IV Edición

Curso 2007 - 2008

Alejandro Quintana

Motivos para vivir

Rocío Martínez Rodilla, 15 años

                 Colegio Altaviana (Valencia)  

Contemplaba su rostro sin poder desviar la mirada hacia otro lugar de la habitación. Era una preciosidad. Al rozarle sus pequeñas manos, Marta quiso desaparecer sin dar explicaciones. No comprendía nada. No entendía las razones que estuvieron a punto de que su hija no hubiera existido. Ni siquiera sus diecisiete años eran excusa suficiente para arrebatar la vida que crecía en sus entrañas.

La pequeña abrió dulcemente los ojos, como si quisiera devolverle la mirada. Eran grandes y oscuros, clavados a los de su madre. Marta no pudo contener las lágrimas. Se echó a llorar. Sentía que no la merecía. Al mirarla de nuevo, esbozó una sonrisa. Consideró que por fin había logrado en esta vida algo que realmente valía la pena. No se había dejado llevar por comentarios ni consejos fáciles.

El ginecólogo entró en la habitación. Se situó delante de Lucía y, sonriendo, le dijo:

-Es igual de guapa que tú, Marta. Debes sentirte orgullosa.

-Lo estoy, se lo aseguro.

-Hay alguien afuera. No sé si dejarle pasar. Se ha puesto como loco de alegría cuando le he dicho que todo ha salido bien y que la niña es una princesa.

A Marta no le había resultado fácil aceptar el futuro, pero nunca perdió la confianza.

-Muchas gracias doctor.

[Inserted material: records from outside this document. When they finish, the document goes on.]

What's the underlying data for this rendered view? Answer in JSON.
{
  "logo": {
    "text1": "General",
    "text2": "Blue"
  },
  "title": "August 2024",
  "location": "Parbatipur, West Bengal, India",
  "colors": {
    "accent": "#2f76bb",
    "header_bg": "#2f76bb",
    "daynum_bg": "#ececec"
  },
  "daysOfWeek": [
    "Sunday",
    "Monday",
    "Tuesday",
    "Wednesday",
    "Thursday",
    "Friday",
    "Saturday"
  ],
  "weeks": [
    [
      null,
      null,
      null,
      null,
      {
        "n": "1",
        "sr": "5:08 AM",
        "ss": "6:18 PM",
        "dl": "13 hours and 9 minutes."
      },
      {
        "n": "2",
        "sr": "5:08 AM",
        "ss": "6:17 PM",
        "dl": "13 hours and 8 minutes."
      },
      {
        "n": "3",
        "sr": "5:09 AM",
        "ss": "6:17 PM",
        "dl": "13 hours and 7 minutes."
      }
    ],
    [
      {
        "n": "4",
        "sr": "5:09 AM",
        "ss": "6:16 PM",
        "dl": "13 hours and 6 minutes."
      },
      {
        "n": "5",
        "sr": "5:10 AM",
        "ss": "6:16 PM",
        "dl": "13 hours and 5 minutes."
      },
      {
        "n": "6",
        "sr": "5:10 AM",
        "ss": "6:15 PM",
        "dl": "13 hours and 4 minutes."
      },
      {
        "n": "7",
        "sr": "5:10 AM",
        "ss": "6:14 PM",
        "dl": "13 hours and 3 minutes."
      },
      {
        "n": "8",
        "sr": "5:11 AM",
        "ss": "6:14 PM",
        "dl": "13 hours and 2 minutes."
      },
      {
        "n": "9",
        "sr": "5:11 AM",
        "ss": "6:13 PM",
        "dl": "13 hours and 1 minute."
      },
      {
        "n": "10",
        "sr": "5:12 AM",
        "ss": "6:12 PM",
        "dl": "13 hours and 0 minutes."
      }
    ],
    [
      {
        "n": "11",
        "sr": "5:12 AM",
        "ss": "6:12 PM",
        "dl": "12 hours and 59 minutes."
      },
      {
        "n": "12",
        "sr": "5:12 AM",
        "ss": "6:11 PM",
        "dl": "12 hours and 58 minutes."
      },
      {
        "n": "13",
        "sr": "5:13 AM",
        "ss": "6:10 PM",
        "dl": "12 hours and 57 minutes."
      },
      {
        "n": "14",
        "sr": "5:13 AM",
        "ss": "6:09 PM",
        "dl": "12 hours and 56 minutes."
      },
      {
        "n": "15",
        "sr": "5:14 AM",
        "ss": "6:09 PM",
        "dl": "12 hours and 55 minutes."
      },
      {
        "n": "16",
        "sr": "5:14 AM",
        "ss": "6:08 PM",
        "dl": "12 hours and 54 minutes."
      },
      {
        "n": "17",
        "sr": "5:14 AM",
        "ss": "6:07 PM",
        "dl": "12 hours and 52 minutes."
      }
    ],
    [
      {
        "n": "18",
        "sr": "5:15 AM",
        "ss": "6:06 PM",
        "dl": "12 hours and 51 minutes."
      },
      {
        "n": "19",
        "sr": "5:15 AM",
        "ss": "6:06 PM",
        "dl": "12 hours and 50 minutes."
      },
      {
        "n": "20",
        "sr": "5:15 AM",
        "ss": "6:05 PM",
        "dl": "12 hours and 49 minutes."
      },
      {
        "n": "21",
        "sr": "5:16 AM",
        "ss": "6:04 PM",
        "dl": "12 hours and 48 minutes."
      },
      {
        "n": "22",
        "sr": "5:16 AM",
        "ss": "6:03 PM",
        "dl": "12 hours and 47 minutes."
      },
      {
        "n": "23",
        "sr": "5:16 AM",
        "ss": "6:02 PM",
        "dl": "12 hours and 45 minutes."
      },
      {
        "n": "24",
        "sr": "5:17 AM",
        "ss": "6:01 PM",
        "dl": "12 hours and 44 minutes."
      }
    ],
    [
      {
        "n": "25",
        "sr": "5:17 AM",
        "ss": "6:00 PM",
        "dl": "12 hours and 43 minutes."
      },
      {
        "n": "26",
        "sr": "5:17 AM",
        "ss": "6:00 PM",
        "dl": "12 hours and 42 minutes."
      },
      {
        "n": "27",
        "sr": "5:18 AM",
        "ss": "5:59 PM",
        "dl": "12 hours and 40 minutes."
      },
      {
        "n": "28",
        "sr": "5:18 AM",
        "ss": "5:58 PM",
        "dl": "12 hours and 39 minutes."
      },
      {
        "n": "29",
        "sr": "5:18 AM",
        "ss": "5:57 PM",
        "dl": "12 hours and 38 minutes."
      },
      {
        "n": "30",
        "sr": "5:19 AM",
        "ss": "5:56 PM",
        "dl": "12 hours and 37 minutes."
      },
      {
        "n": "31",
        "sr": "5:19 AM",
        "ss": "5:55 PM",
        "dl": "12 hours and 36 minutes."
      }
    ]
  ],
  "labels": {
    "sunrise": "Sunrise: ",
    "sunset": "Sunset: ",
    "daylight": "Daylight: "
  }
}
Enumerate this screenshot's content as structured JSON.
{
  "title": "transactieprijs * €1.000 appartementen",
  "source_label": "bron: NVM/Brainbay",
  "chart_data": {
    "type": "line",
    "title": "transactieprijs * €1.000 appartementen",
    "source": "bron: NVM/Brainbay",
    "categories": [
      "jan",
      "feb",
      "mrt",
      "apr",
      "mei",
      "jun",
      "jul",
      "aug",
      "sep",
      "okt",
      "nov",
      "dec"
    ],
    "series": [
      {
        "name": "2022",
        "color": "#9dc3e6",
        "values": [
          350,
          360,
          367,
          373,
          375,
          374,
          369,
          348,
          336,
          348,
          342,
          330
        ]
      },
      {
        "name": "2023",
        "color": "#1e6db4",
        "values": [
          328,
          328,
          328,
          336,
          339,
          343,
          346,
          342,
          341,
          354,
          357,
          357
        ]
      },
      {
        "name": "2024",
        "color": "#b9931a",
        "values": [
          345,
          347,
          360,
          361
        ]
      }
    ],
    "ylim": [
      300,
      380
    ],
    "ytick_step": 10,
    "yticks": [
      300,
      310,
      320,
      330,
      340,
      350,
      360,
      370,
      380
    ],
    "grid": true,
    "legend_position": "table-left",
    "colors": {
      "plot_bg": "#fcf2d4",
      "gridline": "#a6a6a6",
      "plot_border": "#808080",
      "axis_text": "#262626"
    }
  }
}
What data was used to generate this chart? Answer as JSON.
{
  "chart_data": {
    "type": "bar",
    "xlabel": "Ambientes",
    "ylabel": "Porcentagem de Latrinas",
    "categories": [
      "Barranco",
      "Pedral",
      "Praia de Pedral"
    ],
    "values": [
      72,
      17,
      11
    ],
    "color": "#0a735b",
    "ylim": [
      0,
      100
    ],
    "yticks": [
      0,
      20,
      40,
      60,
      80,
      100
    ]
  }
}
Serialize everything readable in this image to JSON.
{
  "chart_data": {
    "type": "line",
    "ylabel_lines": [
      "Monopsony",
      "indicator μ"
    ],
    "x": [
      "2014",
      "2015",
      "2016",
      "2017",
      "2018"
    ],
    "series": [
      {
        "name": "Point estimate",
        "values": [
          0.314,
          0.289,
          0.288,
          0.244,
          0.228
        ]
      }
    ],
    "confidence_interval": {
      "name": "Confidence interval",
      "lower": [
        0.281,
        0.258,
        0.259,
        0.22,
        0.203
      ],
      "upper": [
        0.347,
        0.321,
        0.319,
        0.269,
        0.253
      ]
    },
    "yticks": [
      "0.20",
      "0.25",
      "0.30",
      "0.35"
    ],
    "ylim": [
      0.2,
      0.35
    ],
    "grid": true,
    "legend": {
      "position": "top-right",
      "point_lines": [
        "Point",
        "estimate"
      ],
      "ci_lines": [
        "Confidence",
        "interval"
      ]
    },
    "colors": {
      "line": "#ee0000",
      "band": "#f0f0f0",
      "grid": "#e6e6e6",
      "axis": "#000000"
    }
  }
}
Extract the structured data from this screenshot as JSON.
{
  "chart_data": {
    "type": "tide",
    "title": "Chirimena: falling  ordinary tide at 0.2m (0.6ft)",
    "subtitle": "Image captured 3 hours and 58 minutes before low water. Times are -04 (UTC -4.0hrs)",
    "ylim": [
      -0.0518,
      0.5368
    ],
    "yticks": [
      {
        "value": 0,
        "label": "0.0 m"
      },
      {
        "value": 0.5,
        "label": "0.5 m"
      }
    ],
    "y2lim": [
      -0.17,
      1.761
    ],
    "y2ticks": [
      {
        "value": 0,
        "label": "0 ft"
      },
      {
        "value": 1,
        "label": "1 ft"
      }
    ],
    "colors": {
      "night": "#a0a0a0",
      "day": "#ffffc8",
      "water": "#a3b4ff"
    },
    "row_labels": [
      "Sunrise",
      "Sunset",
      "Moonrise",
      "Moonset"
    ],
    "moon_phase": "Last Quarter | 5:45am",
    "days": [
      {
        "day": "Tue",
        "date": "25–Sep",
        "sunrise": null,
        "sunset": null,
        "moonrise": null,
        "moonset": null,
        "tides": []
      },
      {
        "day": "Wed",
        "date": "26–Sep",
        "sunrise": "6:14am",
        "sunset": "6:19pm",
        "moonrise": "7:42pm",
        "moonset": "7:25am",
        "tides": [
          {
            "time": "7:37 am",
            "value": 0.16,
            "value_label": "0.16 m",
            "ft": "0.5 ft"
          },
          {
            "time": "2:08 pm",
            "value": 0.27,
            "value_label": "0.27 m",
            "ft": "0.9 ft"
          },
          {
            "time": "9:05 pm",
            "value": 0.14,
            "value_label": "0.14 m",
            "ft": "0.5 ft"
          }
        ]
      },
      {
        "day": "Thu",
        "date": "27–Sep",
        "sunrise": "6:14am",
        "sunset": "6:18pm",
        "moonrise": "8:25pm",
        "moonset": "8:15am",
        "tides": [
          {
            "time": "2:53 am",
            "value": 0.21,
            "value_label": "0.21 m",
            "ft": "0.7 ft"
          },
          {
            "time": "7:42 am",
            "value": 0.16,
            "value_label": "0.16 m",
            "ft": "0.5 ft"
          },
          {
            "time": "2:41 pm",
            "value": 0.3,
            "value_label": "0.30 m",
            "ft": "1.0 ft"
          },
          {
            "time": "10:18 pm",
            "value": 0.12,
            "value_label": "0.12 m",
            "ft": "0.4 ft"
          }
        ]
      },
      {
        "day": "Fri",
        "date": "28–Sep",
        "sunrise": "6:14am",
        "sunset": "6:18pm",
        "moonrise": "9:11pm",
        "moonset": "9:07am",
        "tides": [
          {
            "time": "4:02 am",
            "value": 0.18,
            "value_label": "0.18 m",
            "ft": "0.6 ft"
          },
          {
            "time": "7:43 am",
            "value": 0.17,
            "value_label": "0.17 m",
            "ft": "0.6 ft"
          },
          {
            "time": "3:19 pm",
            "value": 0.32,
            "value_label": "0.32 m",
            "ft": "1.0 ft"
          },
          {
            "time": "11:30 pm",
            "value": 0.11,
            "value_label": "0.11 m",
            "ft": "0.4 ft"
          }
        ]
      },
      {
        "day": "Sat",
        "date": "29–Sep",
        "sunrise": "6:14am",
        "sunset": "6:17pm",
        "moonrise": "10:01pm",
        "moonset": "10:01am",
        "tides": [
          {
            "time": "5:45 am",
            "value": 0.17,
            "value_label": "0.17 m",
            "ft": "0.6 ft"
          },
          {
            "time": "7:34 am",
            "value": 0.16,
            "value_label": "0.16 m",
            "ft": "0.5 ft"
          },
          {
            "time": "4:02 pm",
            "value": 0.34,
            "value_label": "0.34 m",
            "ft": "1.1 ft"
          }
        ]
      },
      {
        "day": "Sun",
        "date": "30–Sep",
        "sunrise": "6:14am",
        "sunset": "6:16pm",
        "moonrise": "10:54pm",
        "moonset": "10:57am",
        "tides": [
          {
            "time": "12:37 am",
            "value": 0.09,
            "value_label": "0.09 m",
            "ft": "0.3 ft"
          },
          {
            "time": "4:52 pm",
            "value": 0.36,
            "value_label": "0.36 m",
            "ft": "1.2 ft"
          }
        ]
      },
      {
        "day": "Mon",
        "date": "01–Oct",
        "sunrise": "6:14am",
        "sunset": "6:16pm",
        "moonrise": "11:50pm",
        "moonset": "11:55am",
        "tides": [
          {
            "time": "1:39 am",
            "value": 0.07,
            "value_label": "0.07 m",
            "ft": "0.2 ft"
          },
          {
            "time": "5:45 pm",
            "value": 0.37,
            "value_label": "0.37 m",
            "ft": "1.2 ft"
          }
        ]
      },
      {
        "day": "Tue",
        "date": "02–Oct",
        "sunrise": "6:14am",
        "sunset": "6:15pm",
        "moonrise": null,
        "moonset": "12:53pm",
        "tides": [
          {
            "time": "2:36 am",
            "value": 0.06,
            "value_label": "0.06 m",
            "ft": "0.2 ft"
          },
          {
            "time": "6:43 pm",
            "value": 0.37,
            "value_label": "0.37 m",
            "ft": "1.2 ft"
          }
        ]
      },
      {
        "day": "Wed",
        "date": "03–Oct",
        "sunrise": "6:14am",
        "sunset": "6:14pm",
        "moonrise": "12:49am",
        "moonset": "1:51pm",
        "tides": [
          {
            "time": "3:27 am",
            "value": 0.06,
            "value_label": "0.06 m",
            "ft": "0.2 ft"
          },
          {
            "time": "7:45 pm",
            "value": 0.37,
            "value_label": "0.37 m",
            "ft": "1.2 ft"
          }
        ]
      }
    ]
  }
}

Déjele pasar.

Ahora que la tenía en brazos, no entendía por qué hace  meses había tenido tanto miedo. Ya no tenía sentido todo el sufrimiento, la inseguridad, que la gente de su alrededor le había causado. Había conocido a aquellos que de verdad la apreciaban.

Álvaro irrumpió en la habitación, mostrándole a Marta un gesto de aprecio y orgullo.

Al ver a la pequeña Lucía se quedó en silencio, como pasmado. No sabía de qué modo mirarla. Se sentía fuera de lugar, la cabeza repleta de preguntas. Sabía que, en ese momento, en aquella habitación, estaban las tres personas más importantes del mundo.

-¿Quieres cogerla? –le invitó Marta.

-¿Puedo...?

Álvaro se agachó como con vergüenza y la tomó con cuidado, como si el bebé pudiera romperse como una pieza de porcelana. La miró fijamente. No se lo podía creer. Había decidido cambiar el estilo de su vida por ellas. Las quería más que a nada en el mundo. Con la pequeña en brazos tomó de la mano a Marta. Sin decir nada, ella supo que todo iba a salir bien.